# Overview

The Python package called parmest facilitates model-based parameter estimation along with characterization of uncertainty associated with the estimates. For example, parmest can provide confidence regions around the parameter estimates. Additionally, parameter vectors, each with an attached probability estimate, can be used to build scenarios for design optimization.

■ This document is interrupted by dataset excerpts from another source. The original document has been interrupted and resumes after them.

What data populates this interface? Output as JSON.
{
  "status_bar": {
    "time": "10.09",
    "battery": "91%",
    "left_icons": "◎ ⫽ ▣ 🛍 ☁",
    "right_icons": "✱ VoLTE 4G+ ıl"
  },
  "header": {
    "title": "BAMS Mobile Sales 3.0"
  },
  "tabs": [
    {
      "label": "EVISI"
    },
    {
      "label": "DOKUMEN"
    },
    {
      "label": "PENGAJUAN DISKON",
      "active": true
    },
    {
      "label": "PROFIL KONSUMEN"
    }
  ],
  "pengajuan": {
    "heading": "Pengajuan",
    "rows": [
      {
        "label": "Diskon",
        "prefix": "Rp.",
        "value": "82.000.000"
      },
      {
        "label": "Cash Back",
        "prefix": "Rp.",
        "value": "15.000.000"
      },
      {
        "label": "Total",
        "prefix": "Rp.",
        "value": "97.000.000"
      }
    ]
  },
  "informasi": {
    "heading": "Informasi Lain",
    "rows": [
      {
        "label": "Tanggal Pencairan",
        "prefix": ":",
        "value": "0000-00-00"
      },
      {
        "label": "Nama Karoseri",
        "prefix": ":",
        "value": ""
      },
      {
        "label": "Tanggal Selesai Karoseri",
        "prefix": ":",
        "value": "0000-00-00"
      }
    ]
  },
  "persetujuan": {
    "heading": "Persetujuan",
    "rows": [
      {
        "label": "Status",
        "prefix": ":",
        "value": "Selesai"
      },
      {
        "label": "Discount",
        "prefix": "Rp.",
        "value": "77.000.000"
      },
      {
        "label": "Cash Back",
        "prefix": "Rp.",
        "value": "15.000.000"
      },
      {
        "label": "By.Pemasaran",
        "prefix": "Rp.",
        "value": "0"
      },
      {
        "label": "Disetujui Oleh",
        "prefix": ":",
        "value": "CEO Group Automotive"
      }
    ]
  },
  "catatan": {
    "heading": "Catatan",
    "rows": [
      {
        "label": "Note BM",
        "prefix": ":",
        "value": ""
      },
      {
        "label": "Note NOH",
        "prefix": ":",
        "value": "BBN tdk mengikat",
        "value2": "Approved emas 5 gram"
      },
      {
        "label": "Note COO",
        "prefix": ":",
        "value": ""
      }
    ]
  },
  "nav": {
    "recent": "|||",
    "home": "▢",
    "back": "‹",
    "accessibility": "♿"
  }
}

Functionality in parmest includes:

• Model based parameter estimation using experimental data
• Bootstrap resampling for parameter estimation
• Confidence regions based on single or multi-variate distributions
• Likelihood ratio
• Leave-N-out cross validation
• Parallel processing

## Background

The goal of parameter estimation is to estimate values for a vector, $${\theta}$$, to use in the functional form

$y = g(x; \theta)$

where $$x$$ is a vector containing measured data, typically in high dimension, $${\theta}$$ is a vector of values to estimate, in much lower dimension, and the response vectors are given as $$y_{i}, i=1,\ldots,m$$ with $$m$$ also much smaller than the dimension of $$x$$. This is done by collecting $$S$$ data points, which are $${\tilde{x}},{\tilde{y}}$$ pairs and then finding $${\theta}$$ values that minimize some function of the deviation between the values of $${\tilde{y}}$$ that are measured and the values of $$g({\tilde{x}};{\theta})$$ for each corresponding $${\tilde{x}}$$, which is a subvector of the vector $$x$$. Note that for most experiments, only small parts of $$x$$ will change from one experiment to the next.

The following least squares objective can be used to estimate parameter values, where data points are indexed by $$s=1,\ldots,S$$

$\min_{{\theta}} Q({\theta};{\tilde{x}}, {\tilde{y}}) \equiv \sum_{s=1}^{S}q_{s}({\theta};{\tilde{x}}_{s}, {\tilde{y}}_{s}) \;\;$

where

$q_{s}({\theta};{\tilde{x}}_{s}, {\tilde{y}}_{s}) = \sum_{i=1}^{m}w_{i}\left[{\tilde{y}}_{si} - g_{i}({\tilde{x}}_{s};{\theta})\right]^{2},$

i.e., the contribution of sample $$s$$ to $$Q$$, where $$w \in \Re^{m}$$ is a vector of weights for the responses. For multi-dimensional $$y$$, this is the squared weighted $$L_{2}$$ norm and for univariate $$y$$ the weighted squared deviation. Custom objectives can also be defined for parameter estimation.

In the applications of interest to us, the function $$g(\cdot)$$ is usually defined as an optimization problem with a large number of (perhaps constrained) optimization variables, a subset of which are fixed at values $${\tilde{x}}$$ when the optimization is performed. In other applications, the values of $${\theta}$$ are fixed parameter values, but for the problem formulation above, the values of $${\theta}$$ are the primary optimization variables. Note that in general, the function $$g(\cdot)$$ will have a large set of parameters that are not included in $${\theta}$$. Often, the $$y_{is}$$ will be vectors themselves, perhaps indexed by time with index sets that vary with $$s$$.